Fernando Alonso part en tonneaux... devant une meute de photographes au Dakar

L'Espagnol Fernando Alonso, qui pilote une Toyota Hilux préparée par l'équipe belge Overdrive, a vécu sa deuxième grosse mésaventure depuis le début du Dakar ce mercredi. Arrivé à toute vitesse au sommet d'une dune où se trouvaient de nombreux photographes et cameramen, l'ancien double Champion du Monde de Formule 1 s'est loupé et est parti en tonneaux... avant de se poser gentiment sur ses quatre roues.

Une grosse frayeur sans grande conséquence, puisqu'il a pu rejoindre l'arrivée (avec tout de même plus d'une heure de retard sur son compatriote Carlos Sainz, vainqueur de l'étape et leader du général).

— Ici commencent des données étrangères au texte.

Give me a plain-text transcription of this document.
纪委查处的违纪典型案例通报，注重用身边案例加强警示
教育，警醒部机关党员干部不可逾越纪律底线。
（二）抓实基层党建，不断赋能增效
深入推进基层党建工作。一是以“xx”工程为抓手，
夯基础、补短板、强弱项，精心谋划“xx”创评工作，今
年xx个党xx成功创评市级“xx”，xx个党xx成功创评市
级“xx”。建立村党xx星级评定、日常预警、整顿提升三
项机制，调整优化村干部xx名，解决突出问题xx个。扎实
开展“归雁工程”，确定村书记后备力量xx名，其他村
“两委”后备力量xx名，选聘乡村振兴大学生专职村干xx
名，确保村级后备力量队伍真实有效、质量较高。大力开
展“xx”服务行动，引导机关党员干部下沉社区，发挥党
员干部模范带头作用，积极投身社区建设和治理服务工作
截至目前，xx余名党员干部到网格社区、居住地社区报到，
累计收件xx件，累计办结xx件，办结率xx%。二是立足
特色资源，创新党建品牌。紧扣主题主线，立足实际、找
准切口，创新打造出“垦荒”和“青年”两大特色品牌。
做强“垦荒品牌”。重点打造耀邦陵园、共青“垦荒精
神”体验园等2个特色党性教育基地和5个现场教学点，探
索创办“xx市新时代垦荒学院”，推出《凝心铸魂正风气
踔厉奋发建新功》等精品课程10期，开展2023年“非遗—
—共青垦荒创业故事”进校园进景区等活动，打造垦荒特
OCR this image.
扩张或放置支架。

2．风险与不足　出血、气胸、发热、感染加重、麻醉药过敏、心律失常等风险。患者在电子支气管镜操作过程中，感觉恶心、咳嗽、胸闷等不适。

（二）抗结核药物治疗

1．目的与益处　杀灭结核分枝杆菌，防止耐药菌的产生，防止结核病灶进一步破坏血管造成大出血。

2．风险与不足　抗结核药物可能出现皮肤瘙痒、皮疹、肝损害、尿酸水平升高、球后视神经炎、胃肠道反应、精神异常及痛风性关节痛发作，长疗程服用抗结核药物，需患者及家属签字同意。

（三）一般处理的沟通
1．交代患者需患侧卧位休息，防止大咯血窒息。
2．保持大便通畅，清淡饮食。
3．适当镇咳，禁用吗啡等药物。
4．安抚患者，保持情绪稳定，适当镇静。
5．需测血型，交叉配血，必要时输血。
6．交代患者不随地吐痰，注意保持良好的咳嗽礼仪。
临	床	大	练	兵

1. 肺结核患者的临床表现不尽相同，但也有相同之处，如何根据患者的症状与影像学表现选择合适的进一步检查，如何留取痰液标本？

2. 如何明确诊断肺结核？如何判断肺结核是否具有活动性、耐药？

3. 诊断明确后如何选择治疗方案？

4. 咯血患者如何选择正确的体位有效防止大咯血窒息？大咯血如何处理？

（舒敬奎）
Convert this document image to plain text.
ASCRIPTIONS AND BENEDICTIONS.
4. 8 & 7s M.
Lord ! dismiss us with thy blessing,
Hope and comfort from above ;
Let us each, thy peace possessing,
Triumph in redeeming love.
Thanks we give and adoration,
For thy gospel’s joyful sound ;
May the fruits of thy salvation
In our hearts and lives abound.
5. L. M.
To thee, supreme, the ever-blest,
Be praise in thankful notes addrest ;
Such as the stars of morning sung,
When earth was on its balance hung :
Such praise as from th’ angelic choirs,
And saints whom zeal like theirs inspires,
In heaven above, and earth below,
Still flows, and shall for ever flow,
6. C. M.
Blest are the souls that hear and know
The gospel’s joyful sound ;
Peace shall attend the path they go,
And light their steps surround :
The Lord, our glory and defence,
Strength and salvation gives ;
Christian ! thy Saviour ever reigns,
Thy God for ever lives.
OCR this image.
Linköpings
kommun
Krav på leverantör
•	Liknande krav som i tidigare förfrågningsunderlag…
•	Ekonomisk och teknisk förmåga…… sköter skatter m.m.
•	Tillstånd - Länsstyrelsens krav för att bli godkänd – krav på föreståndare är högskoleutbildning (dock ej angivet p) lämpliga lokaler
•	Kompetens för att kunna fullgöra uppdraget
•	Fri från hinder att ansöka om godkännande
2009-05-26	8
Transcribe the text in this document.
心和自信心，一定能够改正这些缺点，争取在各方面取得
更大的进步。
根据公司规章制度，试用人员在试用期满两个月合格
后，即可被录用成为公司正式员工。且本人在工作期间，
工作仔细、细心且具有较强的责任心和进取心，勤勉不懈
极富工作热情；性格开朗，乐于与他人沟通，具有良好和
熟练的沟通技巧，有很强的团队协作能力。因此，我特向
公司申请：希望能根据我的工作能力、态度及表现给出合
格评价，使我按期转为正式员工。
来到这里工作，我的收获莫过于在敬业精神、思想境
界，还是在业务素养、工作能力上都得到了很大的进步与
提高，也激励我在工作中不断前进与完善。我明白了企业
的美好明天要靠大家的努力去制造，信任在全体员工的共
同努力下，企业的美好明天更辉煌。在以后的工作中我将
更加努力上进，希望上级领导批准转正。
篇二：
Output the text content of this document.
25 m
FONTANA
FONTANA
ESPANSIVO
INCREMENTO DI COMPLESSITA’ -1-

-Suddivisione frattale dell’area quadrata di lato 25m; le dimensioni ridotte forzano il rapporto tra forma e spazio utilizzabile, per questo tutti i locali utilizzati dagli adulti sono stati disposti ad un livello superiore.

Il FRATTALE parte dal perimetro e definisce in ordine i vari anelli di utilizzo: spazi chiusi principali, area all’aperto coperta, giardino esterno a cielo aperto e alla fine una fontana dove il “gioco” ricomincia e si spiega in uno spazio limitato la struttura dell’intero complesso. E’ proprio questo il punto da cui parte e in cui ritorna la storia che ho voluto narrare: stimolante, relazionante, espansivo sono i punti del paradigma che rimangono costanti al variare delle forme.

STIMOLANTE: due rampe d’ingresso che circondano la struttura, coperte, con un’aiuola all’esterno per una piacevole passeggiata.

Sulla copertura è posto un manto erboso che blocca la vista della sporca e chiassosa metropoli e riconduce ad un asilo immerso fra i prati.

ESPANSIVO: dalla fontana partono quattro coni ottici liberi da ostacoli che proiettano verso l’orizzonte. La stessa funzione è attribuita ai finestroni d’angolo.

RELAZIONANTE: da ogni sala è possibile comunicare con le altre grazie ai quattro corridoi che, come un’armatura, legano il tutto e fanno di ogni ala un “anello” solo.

L'Espagnol Carlos Sainz (Mini) a en effet repris de la marge en tête du classement général, à deux journées de la fin du rallye. Le vétéran espagnol, 57 ans, a devancé le Polonais Jakub Przygonski (Mini) et le Sud-Africain Giniel de Villiers (Toyota), au terme d'une étape raccourcie à cause de vents violents.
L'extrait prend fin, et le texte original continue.